Für die Endphase der Pandemie ist diese Freude erneut gestrichen. Wenn Kultur trotz ausgeklügelter Hygienekonzepte verboten wird, halte ich das für reine Symbolpolitik. Wer Orte schließt, an denen Infektionen unwahrscheinlich waren, braucht sich nicht zu wundern, dass sich die Kurve der täglichen Neuansteckungen nicht plötzlich nach unten neigt. Das Verbot soll mich zur Kontaktarmut im Privaten erziehen. Dabei bin ich zu alt, um noch erzogen zu werden.

Weil ich kein besseres Rezept weiß, rege ich mich darüber nicht auf. Aber ich verstehe die Hysterie vieler Leute. Wer existenziell unter den Folgen des Lockdowns leidet, neigt dazu, ihn für überflüssig zu halten, weil die Krankheitsgefahr angeblich nur gering sei. Man überlegt, warum das Virenthema aufgebauscht sein könnte, und wittert eine Verschwörung. Im Unterschied zu den Achtzigerjahren sind es nun die Rechten, die Demonstrationen anmelden. Sie scheren sich nicht um die Kranken und Schwachen. Sie nennen die Demokratie eine Diktatur, weil ihnen der Unterschied egal ist. Und leider lassen sich viele Verzweifelte von ihnen einfangen.

Während andere Mitbürger sich in Panik vor dem Virus zu Hause hinter Wänden aus Klopapier verschanzen. Sie schieben die Schuld an der Verbreitung von Covid den Demonstranten zu. Sie verweigern die Diskussion über die Angemessenheit von Maßnahmen und wünschen sich eine Regierung, die noch viel härter ins Leben eingreift.

Wer will, kann also wahlweise auf das „Merkel-System“ wütend sein oder auf die „Covidioten“. Ich frage mich, ob diese neue Spaltung der Gesellschaft über die Pandemie hinaus bestehen bleiben wird. Oder wird die Wut abklingen, sobald wir geimpft auf den Straßen der Stadt tanzen und uns wieder umarmen können?
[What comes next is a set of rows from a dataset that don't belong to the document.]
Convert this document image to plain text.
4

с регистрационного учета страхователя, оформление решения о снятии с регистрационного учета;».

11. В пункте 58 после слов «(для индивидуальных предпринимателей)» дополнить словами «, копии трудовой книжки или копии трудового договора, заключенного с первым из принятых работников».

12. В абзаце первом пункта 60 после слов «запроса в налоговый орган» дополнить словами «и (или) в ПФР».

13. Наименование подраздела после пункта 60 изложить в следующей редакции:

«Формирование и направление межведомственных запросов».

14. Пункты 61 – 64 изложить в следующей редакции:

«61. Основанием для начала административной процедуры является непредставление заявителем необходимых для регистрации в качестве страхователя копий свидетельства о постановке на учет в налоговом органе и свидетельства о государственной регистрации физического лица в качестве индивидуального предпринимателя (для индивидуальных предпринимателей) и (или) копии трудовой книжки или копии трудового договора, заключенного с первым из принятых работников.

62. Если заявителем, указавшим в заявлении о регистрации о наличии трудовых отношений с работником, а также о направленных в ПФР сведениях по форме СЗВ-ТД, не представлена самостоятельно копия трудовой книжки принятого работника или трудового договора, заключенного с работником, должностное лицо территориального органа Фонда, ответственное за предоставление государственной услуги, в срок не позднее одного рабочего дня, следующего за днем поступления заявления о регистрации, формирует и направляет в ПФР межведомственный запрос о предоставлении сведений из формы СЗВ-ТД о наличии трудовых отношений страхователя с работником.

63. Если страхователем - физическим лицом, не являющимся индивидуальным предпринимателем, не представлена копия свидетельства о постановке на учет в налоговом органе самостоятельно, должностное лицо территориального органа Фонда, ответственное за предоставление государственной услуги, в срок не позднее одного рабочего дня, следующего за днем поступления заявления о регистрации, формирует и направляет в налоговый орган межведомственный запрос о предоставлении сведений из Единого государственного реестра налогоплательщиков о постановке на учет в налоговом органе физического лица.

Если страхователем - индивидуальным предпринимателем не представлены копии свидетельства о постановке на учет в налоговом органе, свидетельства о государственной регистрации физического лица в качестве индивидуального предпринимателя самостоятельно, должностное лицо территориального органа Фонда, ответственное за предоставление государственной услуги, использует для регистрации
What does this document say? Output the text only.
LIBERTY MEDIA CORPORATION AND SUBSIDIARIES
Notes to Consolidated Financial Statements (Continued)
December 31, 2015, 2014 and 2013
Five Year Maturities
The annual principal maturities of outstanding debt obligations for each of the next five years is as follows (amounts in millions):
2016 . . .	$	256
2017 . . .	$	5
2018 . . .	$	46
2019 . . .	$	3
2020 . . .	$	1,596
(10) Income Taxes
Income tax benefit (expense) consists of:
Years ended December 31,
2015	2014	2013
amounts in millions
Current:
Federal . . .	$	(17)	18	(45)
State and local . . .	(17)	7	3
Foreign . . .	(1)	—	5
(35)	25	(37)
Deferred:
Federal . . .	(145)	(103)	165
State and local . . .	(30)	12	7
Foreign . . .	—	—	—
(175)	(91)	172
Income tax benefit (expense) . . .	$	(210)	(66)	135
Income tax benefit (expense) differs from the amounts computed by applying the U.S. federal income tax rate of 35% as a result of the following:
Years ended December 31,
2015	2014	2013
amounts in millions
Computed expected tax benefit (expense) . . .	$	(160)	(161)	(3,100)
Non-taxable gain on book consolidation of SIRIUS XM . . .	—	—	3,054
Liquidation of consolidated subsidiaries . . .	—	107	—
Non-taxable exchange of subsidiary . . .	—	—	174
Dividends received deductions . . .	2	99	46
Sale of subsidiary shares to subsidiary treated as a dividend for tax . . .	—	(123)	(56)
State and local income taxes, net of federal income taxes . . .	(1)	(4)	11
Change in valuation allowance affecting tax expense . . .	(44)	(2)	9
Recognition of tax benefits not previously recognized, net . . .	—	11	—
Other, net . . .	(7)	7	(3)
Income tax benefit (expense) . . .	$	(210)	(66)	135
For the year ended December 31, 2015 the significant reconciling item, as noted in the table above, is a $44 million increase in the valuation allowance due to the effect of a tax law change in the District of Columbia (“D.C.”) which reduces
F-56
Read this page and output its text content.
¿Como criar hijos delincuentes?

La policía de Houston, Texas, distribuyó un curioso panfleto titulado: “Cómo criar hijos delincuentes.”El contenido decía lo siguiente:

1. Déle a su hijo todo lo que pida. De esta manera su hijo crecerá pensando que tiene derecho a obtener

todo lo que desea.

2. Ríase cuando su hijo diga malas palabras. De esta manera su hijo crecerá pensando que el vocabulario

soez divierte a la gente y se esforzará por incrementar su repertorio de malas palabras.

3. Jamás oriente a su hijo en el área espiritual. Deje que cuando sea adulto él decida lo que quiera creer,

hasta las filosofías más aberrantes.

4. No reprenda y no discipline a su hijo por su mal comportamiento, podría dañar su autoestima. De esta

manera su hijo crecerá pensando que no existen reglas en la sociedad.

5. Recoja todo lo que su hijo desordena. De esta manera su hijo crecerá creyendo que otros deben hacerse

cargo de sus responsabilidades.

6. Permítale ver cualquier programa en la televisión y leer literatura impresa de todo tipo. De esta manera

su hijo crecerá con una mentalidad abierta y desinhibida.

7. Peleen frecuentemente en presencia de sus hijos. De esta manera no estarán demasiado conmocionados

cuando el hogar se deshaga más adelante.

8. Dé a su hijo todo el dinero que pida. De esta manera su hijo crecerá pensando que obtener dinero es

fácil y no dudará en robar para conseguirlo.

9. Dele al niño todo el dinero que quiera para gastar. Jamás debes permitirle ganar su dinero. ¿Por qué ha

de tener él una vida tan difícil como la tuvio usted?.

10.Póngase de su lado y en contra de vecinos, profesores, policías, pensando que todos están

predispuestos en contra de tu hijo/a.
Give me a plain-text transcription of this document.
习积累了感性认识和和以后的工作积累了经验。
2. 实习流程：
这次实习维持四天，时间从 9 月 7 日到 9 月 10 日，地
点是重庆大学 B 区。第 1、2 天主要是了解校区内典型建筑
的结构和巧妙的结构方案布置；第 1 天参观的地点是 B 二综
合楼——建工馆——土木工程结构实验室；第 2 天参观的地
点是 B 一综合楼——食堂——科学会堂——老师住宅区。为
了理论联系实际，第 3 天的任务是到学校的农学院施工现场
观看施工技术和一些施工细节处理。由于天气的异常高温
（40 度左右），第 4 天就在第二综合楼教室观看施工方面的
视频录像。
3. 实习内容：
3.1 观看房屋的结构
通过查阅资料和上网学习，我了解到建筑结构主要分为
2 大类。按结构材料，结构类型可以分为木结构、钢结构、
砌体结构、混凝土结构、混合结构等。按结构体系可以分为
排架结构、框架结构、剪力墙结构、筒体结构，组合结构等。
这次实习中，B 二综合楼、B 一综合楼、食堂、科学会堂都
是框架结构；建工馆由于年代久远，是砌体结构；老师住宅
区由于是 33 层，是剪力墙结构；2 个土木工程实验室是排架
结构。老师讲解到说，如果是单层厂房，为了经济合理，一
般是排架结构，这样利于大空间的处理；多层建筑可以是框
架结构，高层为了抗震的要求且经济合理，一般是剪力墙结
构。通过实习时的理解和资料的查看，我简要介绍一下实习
Ich fürchte, die Wut bleibt ein Thema, und „Die Stunde der Wut“ heißt mein neuer Thriller, der im kommenden März erscheinen wird. Darin geht es um eine Spaltung der Gesellschaft jenseits der Pandemie – um den Gegensatz von Arm und Reich. Der Reichtum der Milliardäre wächst auch in Zeiten des Lockdowns. Der Einfluss der Großaktionäre auf die Politik ist unverkennbar. Wenn es so weitergeht, können wir bald von einer Refeudalisierung sprechen. Wie die Erderwärmung wird uns dieses Phänomen auch nach Corona erhalten bleiben. Gern würde ich im Frühjahr auf Lesungen aus dem druckfrischen Roman mit dem Publikum darüber diskutieren. Doch noch hat niemand Lust, auch ich nicht, Veranstaltungen zu planen.

Aber wir wissen, die graue Zeit geht vorüber. Höchstens noch zwei oder drei Lockdowns. Spätestens im Herbst kommenden Jahres wird alles gut, wie es die Parole an der Wand in meiner Berliner WG versprochen hat. Selbst Skeptiker haben damals über sie gelächelt.